Security Foundations - AWS Well-Architected Framework

Security Foundations

SEC 1  How do you securely operate your workload?

To operate your workload securely, you must apply overarching best practices to every area of security. Take requirements and processes that you have defined in operational excellence at an organizational and workload level, and apply them to all areas. Staying up to date with AWS and industry recommendations and threat intelligence helps you evolve your threat model and control objectives. Automating security processes, testing, and validation allow you to scale your security operations.

Best Practices:

  • Separate workloads using accounts: Organize workloads in separate accounts and group accounts based on function or a common set of controls rather -than mirroring your company’s reporting structure. Start with security and infrastructure in mind to enable your organization to set common guardrails as your workloads grow.

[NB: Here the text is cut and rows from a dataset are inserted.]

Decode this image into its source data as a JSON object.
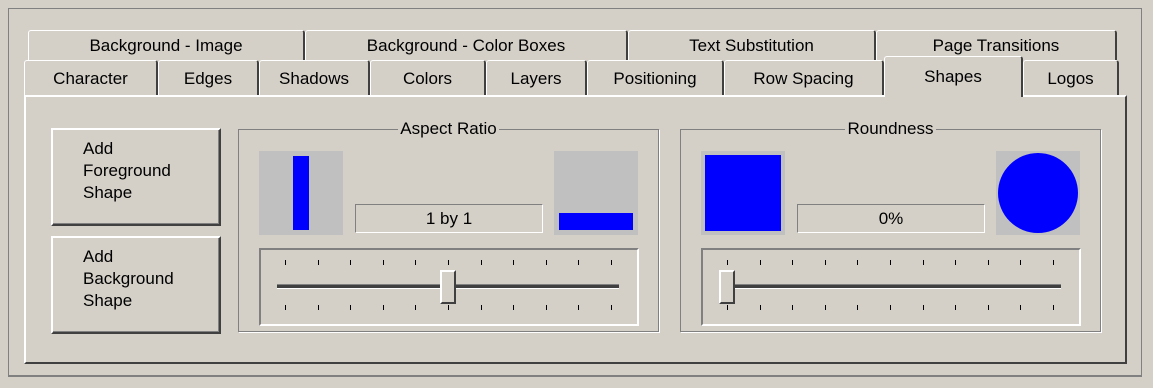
{
  "tabs": {
    "row1": [
      "Background - Image",
      "Background - Color Boxes",
      "Text Substitution",
      "Page Transitions"
    ],
    "row2": [
      "Character",
      "Edges",
      "Shadows",
      "Colors",
      "Layers",
      "Positioning",
      "Row Spacing",
      "Shapes",
      "Logos"
    ],
    "active": "Shapes"
  },
  "buttons": {
    "add_foreground": "Add\nForeground\nShape",
    "add_background": "Add\nBackground\nShape"
  },
  "aspect_ratio": {
    "title": "Aspect Ratio",
    "value": "1 by 1",
    "slider_position": 0.5,
    "tick_count": 11
  },
  "roundness": {
    "title": "Roundness",
    "value": "0%",
    "slider_position": 0.0,
    "tick_count": 11
  },
  "colors": {
    "shape": "#0000ff",
    "preview_bg": "#c0c0c0"
  }
}
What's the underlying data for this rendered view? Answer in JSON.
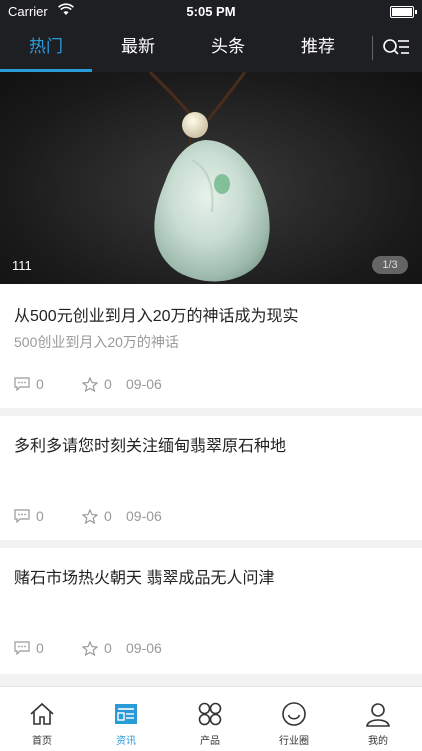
{
  "status_bar": {
    "carrier": "Carrier",
    "time": "5:05 PM"
  },
  "tabs": [
    {
      "label": "热门",
      "active": true
    },
    {
      "label": "最新",
      "active": false
    },
    {
      "label": "头条",
      "active": false
    },
    {
      "label": "推荐",
      "active": false
    }
  ],
  "banner": {
    "caption": "111",
    "counter": "1/3"
  },
  "articles": [
    {
      "title": "从500元创业到月入20万的神话成为现实",
      "subtitle": "500创业到月入20万的神话",
      "comments": "0",
      "likes": "0",
      "date": "09-06"
    },
    {
      "title": "多利多请您时刻关注缅甸翡翠原石种地",
      "subtitle": "",
      "comments": "0",
      "likes": "0",
      "date": "09-06"
    },
    {
      "title": "赌石市场热火朝天 翡翠成品无人问津",
      "subtitle": "",
      "comments": "0",
      "likes": "0",
      "date": "09-06"
    }
  ],
  "bottom_nav": [
    {
      "label": "首页",
      "icon": "home-icon",
      "active": false
    },
    {
      "label": "资讯",
      "icon": "news-icon",
      "active": true
    },
    {
      "label": "产品",
      "icon": "grid-icon",
      "active": false
    },
    {
      "label": "行业圈",
      "icon": "smiley-icon",
      "active": false
    },
    {
      "label": "我的",
      "icon": "user-icon",
      "active": false
    }
  ],
  "colors": {
    "accent": "#2a9bd8",
    "header_bg": "#1e1f23"
  }
}
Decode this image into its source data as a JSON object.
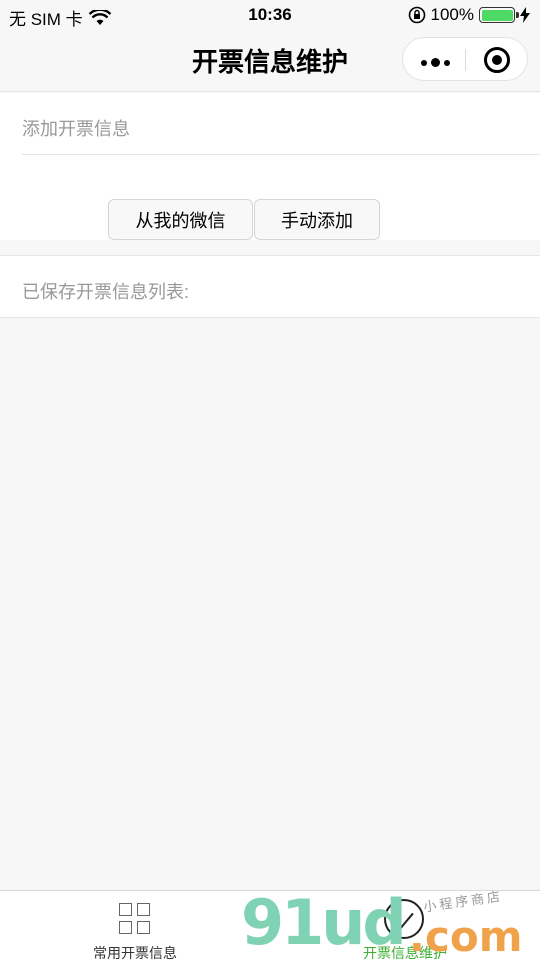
{
  "status_bar": {
    "carrier": "无 SIM 卡",
    "time": "10:36",
    "battery": "100%",
    "battery_level": 1.0
  },
  "nav": {
    "title": "开票信息维护"
  },
  "add_section": {
    "label": "添加开票信息",
    "btn_wechat": "从我的微信",
    "btn_manual": "手动添加"
  },
  "saved_section": {
    "label": "已保存开票信息列表:"
  },
  "tab_bar": {
    "items": [
      {
        "label": "常用开票信息",
        "icon": "grid-icon",
        "color": "#333333"
      },
      {
        "label": "开票信息维护",
        "icon": "check-circle-icon",
        "color": "#3cb034"
      }
    ]
  },
  "watermark": {
    "brand": "91ud",
    "domain": ".com",
    "slogan": "小程序商店"
  },
  "colors": {
    "active_tab": "#3cb034",
    "battery_fill": "#4cd964",
    "background": "#f7f7f7"
  }
}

  • Secure AWS account: Secure access to your accounts, for example by enabling MFA and restrict use of the root user, and configure account contacts.

  • Identify and validate control objectives: Based on your compliance requirements and risks identified from your threat model, derive and validate the control objectives and controls that you need to apply to your workload. Ongoing validation of control objectives and controls help you measure the effectiveness of risk mitigation.

  • Keep up to date with security threats: Recognize attack vectors by staying up to date with the latest security threats to help you define and implement appropriate controls.

  • Keep up to date with security recommendations: Stay up to date with both AWS and industry security recommendations to evolve the security posture of your workload.

  • Automate testing and validation of security controls in pipelines: Establish secure baselines and templates for security mechanisms that are tested and validated as part of your build, pipelines, and processes. Use tools and automation to test and validate all security controls continuously. For example, scan items such as machine images and infrastructure as code templates for security vulnerabilities, irregularities, and drift from an established baseline at each stage.

  • Identify and prioritize risks using a threat model: Use a threat model to identify and maintain an up-to-date register of potential threats. Prioritize your threats and adapt your security controls to prevent, detect, and respond. Revisit and maintain this in the context of the evolving security landscape.

  • Evaluate and implement new security services and features regularly: AWS and APN Partners constantly release new features and services that allow you to evolve the security posture of your workload.